Eu era ainda um estudante na PUC-Rio quando uma colega perdeu seu filho de apenas dois anos num trágico acidente. O incidente atingiu em cheio toda turma chocada com a notícia. Perplexidade, emoções estremecidas, lágrimas, vozes embargadas pela dor. Um turbilhão de ideias vinha a nossa mente e os questionamentos, teológicos e indagações estavam presentes. Nossa fé e espiritualidade estavam sendo testadas no nível mais profundo. Como organizar a dor deste momento? Como lidar com as ambiguidades e paradoxos? Tudo era muito pesado.
Lembrando deste incidente, sou confrontado com a inquietante ordem de “dar graças em tudo.” A Bíblia não está dizendo que devemos dar graças “por tudo”, mas “em tudo”. Dar graças a Deus em tudo sugere gratidão em todas as circunstâncias, independentemente da natureza dos eventos, ainda que não estejamos felizes por aquilo que está nos acontecendo. É a capacidade de encontrar motivos para agradecer, mesmo em meio às dificuldades e sofrimentos. Dar graças “por tudo" coloca o foco nas coisas em si, enquanto "dar graças em tudo" coloca o foco em Deus. Dar graças “em tudo" aponta para o fato de que Deus pode transformar qualquer situação para o bem.
Dar graças em tudo não é um comportamento estoico de negar a dor. Nem mesmo fazer o jogo do contente, não significa negar as dificuldades ou fingir que tudo está sempre bem. Não é manter uma atitude utópica e ilusória de dizer que “não há dor.” A negação da dor não resolve a dor em si e pode ainda se tornar mais dramático pois podemos introjetar o sofrimento e adoecermos física e emocionalmente. A teologia cristã não afirma: “quem tem Jesus gosta de cantar, está sempre sorrindo mesmo quando não dá!” Diante da morte do amigo Lázaro, Jesus chorou. Ele não ignorou a dor.

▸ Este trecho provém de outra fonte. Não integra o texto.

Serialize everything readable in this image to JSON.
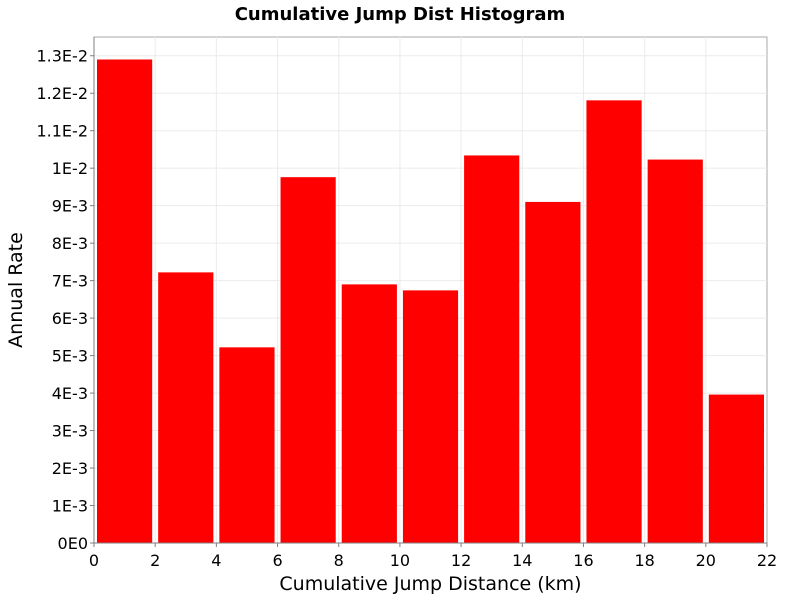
{
  "chart_data": {
    "type": "bar",
    "title": "Cumulative Jump Dist Histogram",
    "xlabel": "Cumulative Jump Distance (km)",
    "ylabel": "Annual Rate",
    "xlim": [
      0,
      22
    ],
    "ylim": [
      0,
      0.0135
    ],
    "grid": true,
    "legend": "none",
    "bar_color": "#ff0000",
    "x_ticks": [
      {
        "value": 0,
        "label": "0"
      },
      {
        "value": 2,
        "label": "2"
      },
      {
        "value": 4,
        "label": "4"
      },
      {
        "value": 6,
        "label": "6"
      },
      {
        "value": 8,
        "label": "8"
      },
      {
        "value": 10,
        "label": "10"
      },
      {
        "value": 12,
        "label": "12"
      },
      {
        "value": 14,
        "label": "14"
      },
      {
        "value": 16,
        "label": "16"
      },
      {
        "value": 18,
        "label": "18"
      },
      {
        "value": 20,
        "label": "20"
      },
      {
        "value": 22,
        "label": "22"
      }
    ],
    "y_ticks": [
      {
        "value": 0,
        "label": "0E0"
      },
      {
        "value": 0.001,
        "label": "1E-3"
      },
      {
        "value": 0.002,
        "label": "2E-3"
      },
      {
        "value": 0.003,
        "label": "3E-3"
      },
      {
        "value": 0.004,
        "label": "4E-3"
      },
      {
        "value": 0.005,
        "label": "5E-3"
      },
      {
        "value": 0.006,
        "label": "6E-3"
      },
      {
        "value": 0.007,
        "label": "7E-3"
      },
      {
        "value": 0.008,
        "label": "8E-3"
      },
      {
        "value": 0.009,
        "label": "9E-3"
      },
      {
        "value": 0.01,
        "label": "1E-2"
      },
      {
        "value": 0.011,
        "label": "1.1E-2"
      },
      {
        "value": 0.012,
        "label": "1.2E-2"
      },
      {
        "value": 0.013,
        "label": "1.3E-2"
      }
    ],
    "bins": [
      {
        "x0": 0,
        "x1": 2,
        "value": 0.0129
      },
      {
        "x0": 2,
        "x1": 4,
        "value": 0.00722
      },
      {
        "x0": 4,
        "x1": 6,
        "value": 0.00522
      },
      {
        "x0": 6,
        "x1": 8,
        "value": 0.00976
      },
      {
        "x0": 8,
        "x1": 10,
        "value": 0.0069
      },
      {
        "x0": 10,
        "x1": 12,
        "value": 0.00674
      },
      {
        "x0": 12,
        "x1": 14,
        "value": 0.01034
      },
      {
        "x0": 14,
        "x1": 16,
        "value": 0.0091
      },
      {
        "x0": 16,
        "x1": 18,
        "value": 0.01181
      },
      {
        "x0": 18,
        "x1": 20,
        "value": 0.01023
      },
      {
        "x0": 20,
        "x1": 22,
        "value": 0.00396
      }
    ]
  }
}
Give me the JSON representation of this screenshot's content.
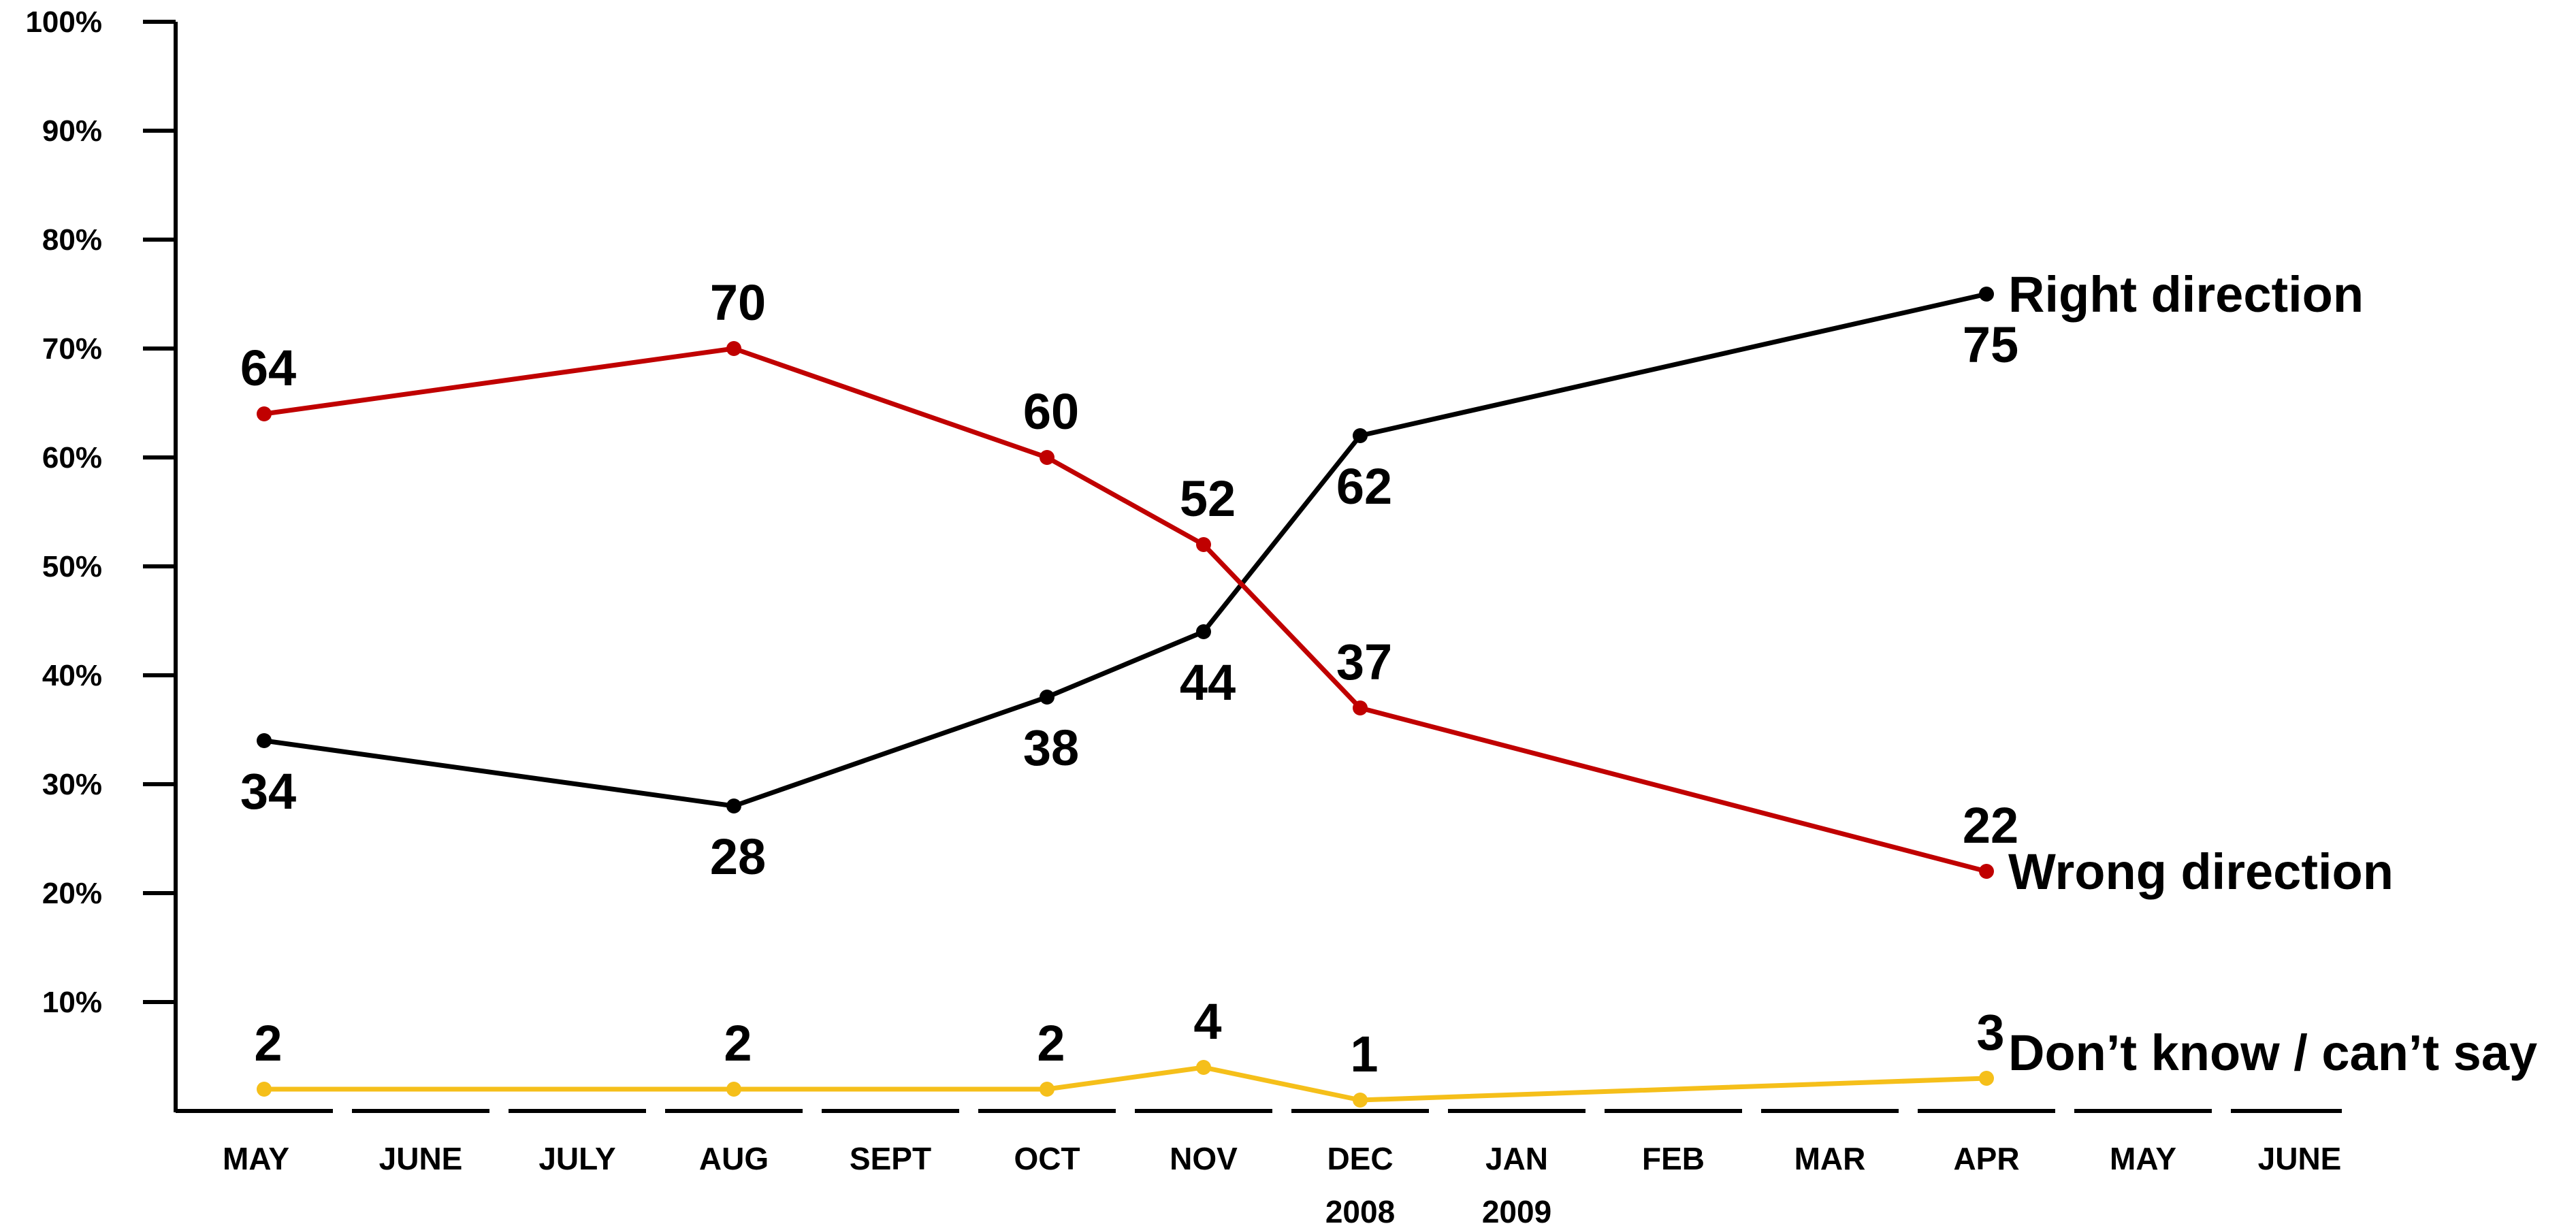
{
  "chart_data": {
    "type": "line",
    "title": "",
    "xlabel": "",
    "ylabel": "",
    "ylim": [
      0,
      100
    ],
    "grid": false,
    "legend": "direct labels at right end of each line",
    "y_ticks": [
      "10%",
      "20%",
      "30%",
      "40%",
      "50%",
      "60%",
      "70%",
      "80%",
      "90%",
      "100%"
    ],
    "categories": [
      {
        "month": "MAY",
        "year": ""
      },
      {
        "month": "JUNE",
        "year": ""
      },
      {
        "month": "JULY",
        "year": ""
      },
      {
        "month": "AUG",
        "year": ""
      },
      {
        "month": "SEPT",
        "year": ""
      },
      {
        "month": "OCT",
        "year": ""
      },
      {
        "month": "NOV",
        "year": ""
      },
      {
        "month": "DEC",
        "year": "2008"
      },
      {
        "month": "JAN",
        "year": "2009"
      },
      {
        "month": "FEB",
        "year": ""
      },
      {
        "month": "MAR",
        "year": ""
      },
      {
        "month": "APR",
        "year": ""
      },
      {
        "month": "MAY",
        "year": ""
      },
      {
        "month": "JUNE",
        "year": ""
      }
    ],
    "series": [
      {
        "name": "Right direction",
        "color": "#000000",
        "label_position": "below",
        "points": [
          {
            "category_index": 0,
            "value": 34
          },
          {
            "category_index": 3,
            "value": 28
          },
          {
            "category_index": 5,
            "value": 38
          },
          {
            "category_index": 6,
            "value": 44
          },
          {
            "category_index": 7,
            "value": 62
          },
          {
            "category_index": 11,
            "value": 75
          }
        ]
      },
      {
        "name": "Wrong direction",
        "color": "#c00000",
        "label_position": "above",
        "points": [
          {
            "category_index": 0,
            "value": 64
          },
          {
            "category_index": 3,
            "value": 70
          },
          {
            "category_index": 5,
            "value": 60
          },
          {
            "category_index": 6,
            "value": 52
          },
          {
            "category_index": 7,
            "value": 37
          },
          {
            "category_index": 11,
            "value": 22
          }
        ]
      },
      {
        "name": "Don’t know / can’t say",
        "color": "#f5bf1a",
        "label_position": "above",
        "points": [
          {
            "category_index": 0,
            "value": 2
          },
          {
            "category_index": 3,
            "value": 2
          },
          {
            "category_index": 5,
            "value": 2
          },
          {
            "category_index": 6,
            "value": 4
          },
          {
            "category_index": 7,
            "value": 1
          },
          {
            "category_index": 11,
            "value": 3
          }
        ]
      }
    ]
  }
}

"Em tudo dai graças" é um convite à gratidão constante, mesmo diante de situações desafiadoras. É um reconhecimento de que Deus está presente em todas as circunstâncias, mesmo quando não conseguimos compreender seus planos, e que Ele opera para o nosso bem. É uma atitude de fé e esperança que nos ajuda a viver uma vida mais plena de significado. Não é fácil dar sempre graças. Agradecer pelas coisas boas, um aumento de salário, uma conquista é fácil, mas agradecer sempre é desafiador. Basta olhar a realidade do nosso coração. Temos uma forte tendência à reclamação e murmuração, não à gratidão.
Não preciso dizer: “Que coisa maravilhosa, sofri um acidente de carro.” ou “obrigado Senhor pela tragédia!” Não se trata de masoquismo cristão. Não há nenhum prazer no sofrimento enquanto sofrimento. Mas podemos dizer: “Senhor, apesar da minha dor, eu sei que o Senhor me ama. Este momento de minha vida está muito difícil, e os fatos têm causado muita tristeza ao meu coração, mas eu te agradeço porque sei que, na sua sabedoria, o Senhor vai usar isto para tua glória e para o meu bem”. Neste caso, não estamos felizes com a dor, mas nos sentimos seguros no meio da dor porque sabemos que há um Pai amoroso e bondoso que cuida de nossa história, e que ele tem pensamentos de paz, e não de mal, para nossa vida.